Cada Mundial deja algo en evidencia dentro de las organizaciones: lo que no se dice durante el año, aparece sin filtro.
Las charlas de pasillo cambian, los grupos de chat se activan, aparecen rituales espontáneos. Lo que normalmente está más controlado o estructurado, se vuelve más humano.

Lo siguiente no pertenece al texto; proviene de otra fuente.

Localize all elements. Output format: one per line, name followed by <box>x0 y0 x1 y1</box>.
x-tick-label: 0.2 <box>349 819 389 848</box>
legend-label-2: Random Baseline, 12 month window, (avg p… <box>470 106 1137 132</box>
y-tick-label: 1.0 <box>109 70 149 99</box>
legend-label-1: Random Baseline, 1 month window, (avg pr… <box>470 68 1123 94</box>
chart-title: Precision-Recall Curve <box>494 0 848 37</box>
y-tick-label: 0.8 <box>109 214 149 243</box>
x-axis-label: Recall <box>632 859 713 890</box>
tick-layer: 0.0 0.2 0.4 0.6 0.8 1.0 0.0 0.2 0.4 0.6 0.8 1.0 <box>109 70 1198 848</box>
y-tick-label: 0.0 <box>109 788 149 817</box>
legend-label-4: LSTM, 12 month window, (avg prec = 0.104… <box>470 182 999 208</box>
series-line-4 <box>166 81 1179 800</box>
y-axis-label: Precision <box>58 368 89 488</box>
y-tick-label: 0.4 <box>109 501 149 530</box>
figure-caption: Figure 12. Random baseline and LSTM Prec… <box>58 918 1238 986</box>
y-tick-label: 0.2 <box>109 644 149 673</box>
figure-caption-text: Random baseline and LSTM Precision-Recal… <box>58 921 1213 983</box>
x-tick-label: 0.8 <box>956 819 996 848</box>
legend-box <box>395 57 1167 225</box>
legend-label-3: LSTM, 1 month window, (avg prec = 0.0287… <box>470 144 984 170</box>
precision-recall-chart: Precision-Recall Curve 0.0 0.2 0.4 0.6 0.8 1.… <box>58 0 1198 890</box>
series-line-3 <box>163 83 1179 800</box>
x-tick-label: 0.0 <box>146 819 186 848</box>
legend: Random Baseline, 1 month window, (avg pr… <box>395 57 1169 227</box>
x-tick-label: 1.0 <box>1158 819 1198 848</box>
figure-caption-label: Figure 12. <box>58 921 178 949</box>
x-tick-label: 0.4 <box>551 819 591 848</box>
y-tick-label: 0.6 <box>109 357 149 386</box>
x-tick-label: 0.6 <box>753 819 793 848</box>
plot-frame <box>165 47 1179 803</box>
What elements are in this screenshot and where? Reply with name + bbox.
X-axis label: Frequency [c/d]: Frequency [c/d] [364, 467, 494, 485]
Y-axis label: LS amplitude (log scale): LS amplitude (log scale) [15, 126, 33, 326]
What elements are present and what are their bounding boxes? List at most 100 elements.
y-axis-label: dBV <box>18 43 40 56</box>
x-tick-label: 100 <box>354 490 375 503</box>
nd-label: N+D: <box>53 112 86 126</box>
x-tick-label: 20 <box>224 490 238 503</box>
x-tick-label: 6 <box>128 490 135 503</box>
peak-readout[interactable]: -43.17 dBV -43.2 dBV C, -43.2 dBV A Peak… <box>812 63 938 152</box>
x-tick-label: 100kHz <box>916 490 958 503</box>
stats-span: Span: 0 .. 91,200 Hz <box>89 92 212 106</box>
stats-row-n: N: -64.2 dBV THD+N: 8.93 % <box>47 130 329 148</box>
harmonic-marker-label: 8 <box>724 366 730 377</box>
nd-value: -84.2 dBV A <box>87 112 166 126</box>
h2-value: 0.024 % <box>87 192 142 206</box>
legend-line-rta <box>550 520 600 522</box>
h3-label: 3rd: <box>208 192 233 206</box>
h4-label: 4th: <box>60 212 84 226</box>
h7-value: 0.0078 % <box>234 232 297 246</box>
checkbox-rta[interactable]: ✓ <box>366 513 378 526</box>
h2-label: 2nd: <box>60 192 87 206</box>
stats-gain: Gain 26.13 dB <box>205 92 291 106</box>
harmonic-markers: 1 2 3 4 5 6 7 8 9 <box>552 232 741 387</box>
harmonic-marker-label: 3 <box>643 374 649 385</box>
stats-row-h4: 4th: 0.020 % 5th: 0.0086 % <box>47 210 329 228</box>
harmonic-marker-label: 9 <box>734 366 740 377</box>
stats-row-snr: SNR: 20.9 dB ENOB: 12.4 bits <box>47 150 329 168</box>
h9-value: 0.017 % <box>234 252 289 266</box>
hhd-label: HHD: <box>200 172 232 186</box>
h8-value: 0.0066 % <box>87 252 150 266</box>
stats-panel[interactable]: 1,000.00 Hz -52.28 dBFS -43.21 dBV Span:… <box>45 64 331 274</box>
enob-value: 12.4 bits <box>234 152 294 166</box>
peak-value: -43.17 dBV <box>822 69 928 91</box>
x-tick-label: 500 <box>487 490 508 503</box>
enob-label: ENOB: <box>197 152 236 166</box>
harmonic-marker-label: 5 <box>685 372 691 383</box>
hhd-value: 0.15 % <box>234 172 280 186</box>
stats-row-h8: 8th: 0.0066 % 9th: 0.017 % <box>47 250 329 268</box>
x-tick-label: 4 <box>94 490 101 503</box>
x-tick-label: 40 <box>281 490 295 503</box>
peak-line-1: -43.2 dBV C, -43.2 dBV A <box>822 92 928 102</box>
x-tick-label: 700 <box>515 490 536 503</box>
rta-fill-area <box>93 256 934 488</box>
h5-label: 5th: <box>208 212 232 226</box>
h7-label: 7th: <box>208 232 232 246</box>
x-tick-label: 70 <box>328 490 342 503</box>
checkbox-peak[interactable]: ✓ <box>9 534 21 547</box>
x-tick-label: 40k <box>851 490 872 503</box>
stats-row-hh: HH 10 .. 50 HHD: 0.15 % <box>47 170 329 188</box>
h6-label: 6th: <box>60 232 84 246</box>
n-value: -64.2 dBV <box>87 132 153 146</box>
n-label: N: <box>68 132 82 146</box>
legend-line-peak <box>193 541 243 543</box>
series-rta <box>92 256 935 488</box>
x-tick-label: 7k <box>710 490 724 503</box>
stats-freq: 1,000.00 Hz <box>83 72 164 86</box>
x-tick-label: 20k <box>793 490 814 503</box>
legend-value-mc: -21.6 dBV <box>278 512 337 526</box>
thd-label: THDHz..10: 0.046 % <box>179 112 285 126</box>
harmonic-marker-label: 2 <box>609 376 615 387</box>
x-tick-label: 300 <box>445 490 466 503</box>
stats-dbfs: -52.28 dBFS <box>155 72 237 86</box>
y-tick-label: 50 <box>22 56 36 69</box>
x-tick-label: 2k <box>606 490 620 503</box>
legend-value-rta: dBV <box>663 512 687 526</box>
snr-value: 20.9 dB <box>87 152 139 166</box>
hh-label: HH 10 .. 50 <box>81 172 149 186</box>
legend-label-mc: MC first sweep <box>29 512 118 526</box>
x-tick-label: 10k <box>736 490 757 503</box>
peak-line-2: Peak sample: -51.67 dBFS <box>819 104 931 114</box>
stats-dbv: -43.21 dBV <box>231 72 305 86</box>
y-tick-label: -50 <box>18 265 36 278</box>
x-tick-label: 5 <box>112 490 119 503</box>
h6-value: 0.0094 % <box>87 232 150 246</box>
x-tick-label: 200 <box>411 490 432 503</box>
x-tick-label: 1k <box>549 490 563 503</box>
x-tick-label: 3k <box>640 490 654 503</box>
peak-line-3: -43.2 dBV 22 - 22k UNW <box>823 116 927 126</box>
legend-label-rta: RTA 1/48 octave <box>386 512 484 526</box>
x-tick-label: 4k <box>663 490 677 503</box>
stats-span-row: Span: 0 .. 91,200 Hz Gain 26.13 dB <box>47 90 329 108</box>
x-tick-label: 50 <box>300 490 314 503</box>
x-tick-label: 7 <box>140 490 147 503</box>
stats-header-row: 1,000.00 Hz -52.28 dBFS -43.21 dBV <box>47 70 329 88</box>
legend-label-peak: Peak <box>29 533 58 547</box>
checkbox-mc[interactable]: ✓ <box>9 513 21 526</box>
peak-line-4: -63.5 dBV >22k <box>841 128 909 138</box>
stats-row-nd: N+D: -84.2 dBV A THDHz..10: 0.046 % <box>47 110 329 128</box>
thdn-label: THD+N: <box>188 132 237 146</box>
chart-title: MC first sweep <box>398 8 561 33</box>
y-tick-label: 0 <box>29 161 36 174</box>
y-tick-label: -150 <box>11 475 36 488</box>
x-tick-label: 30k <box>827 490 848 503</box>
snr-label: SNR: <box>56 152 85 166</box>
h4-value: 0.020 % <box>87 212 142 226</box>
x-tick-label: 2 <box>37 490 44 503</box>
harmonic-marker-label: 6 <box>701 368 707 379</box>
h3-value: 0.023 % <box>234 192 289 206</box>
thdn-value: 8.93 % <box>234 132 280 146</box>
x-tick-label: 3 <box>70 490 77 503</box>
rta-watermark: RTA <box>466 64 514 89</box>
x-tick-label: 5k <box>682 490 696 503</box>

Y ahí aparece una pregunta clave: ¿qué hace la organización con eso?
Porque el Mundial no “interrumpe” la dinámica laboral. En realidad, la expone. Muestra cómo son los vínculos, qué tan conectadas están las personas y cuánto espacio hay para lo compartido.
En culturas más rígidas, suele vivirse como ruido o distracción. En culturas más abiertas, en cambio, se transforma en una oportunidad.
Como señala Sergio Bustamante Godoy, Gerente de Personas y Cultura de énfasis: “Estos momentos no se diseñan, se interpretan. El Mundial ya activa algo en las personas; el rol de la organización es no arruinarlo… y, si puede, amplificarlo”.
Las organizaciones que entienden esto no fuerzan el entusiasmo: lo canalizan. Y en ese gesto, construyen cercanía, confianza y pertenencia de una manera mucho más genuina.
Porque, en definitiva, no se trata del Mundial. Se trata de qué hace la cultura cuando nadie la está mirando.